New Cancer Screening Research Network launched to evaluate tech for cancer care

The National Institutes of Health (NIH) have announced the launch of the new Cancer Screening Research Network which will focus on evaluating emerging technologies for cancer screening, and shared plans to launch a pilot study to establish “the feasibility of using multi-cancer detection tests in future randomized controlled trials”.

This pilot will see up to 24,000 people enrolled with a view to informing the design of a “much larger” trial, which will aim to evaluate “whether the benefits of using MCD (multi-cancer detection) tests to screen for cancer outweigh the harms, and whether they can detect cancer early in a way that reduces deaths”.
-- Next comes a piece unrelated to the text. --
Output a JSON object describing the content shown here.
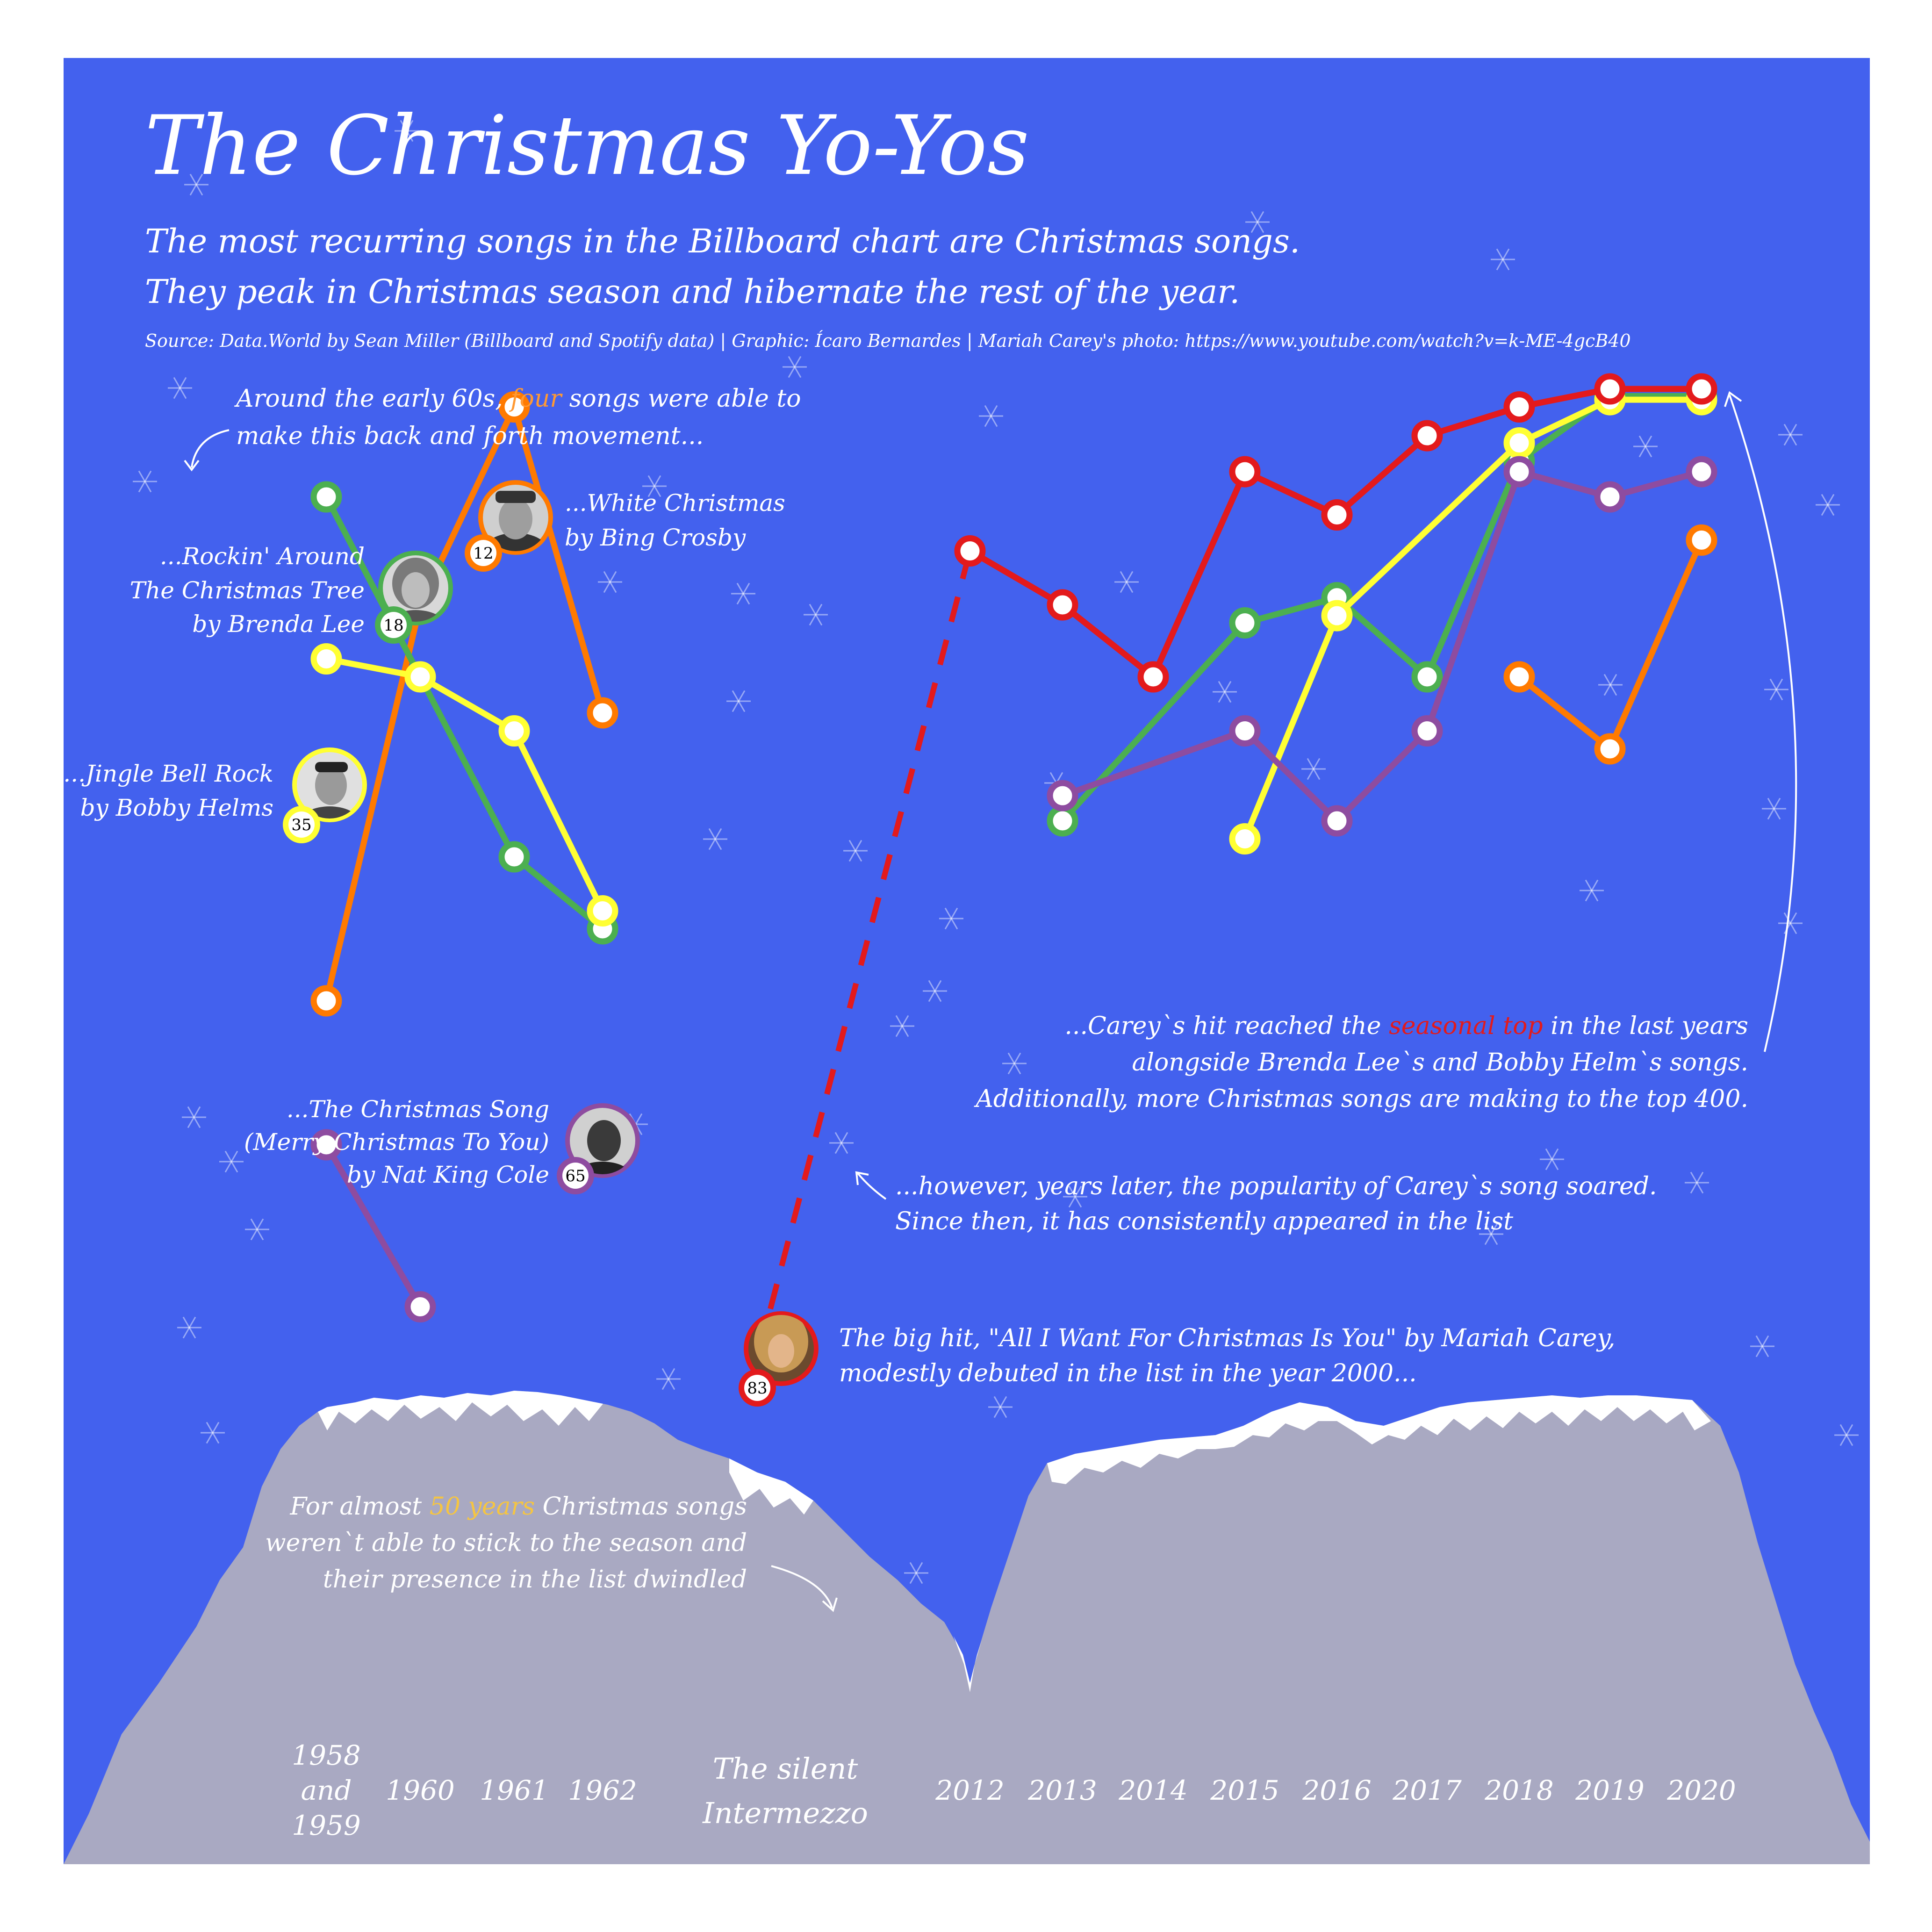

As part of its research, the CSRN aims to reach “diverse populations” receiving routine care in a range of different healthcare settings, looking to contribute to research on the benefits and harms of new technologies for cancer screening, and to consider how best to incorporate these into the standard of care for patients. So far, eight groups have received funding from the National Cancer Institute to “carry out the initial activities of the network”.

Whilst the Fred Hutchinson Cancer Center in Seattle will serve as the network’s “coordinating and communications center”, seven additional funded sites will be responsible for enrolling participants across their geographic areas, including the University of Colorado Cancer Center in Aurora; the University of North Carolina Lineberger Comprehensive Cancer Center in Chapel Hill; and the Washington University School of Medicine in St. Louis.

W. Kimryn Rathmell, director of the National Cancer Institute, comments: “There are many cancers we still cannot reliably detect until it is so late that they become extremely difficult to treat. Emerging technologies such as multi-cancer detection tests could transform cancer screening and help to extend the lives of many more people. We need to be sure that these technologies work and understand how to use them so they benefit everyone.”

In related news, the National Institute for Health and Care Research has granted £42 million to the development of 14 new centres in England to drive health tech research, with the aim of working with businesses to support development of medical devices, diagnostics and technologies for use in hospitals, general practice, the community, and social care.

Elsewhere on innovation, a new round of funding has been announced in a competition for innovations as part of the NHS Cancer programme to support cancer treatment and care, with focus on early detection and diagnosis.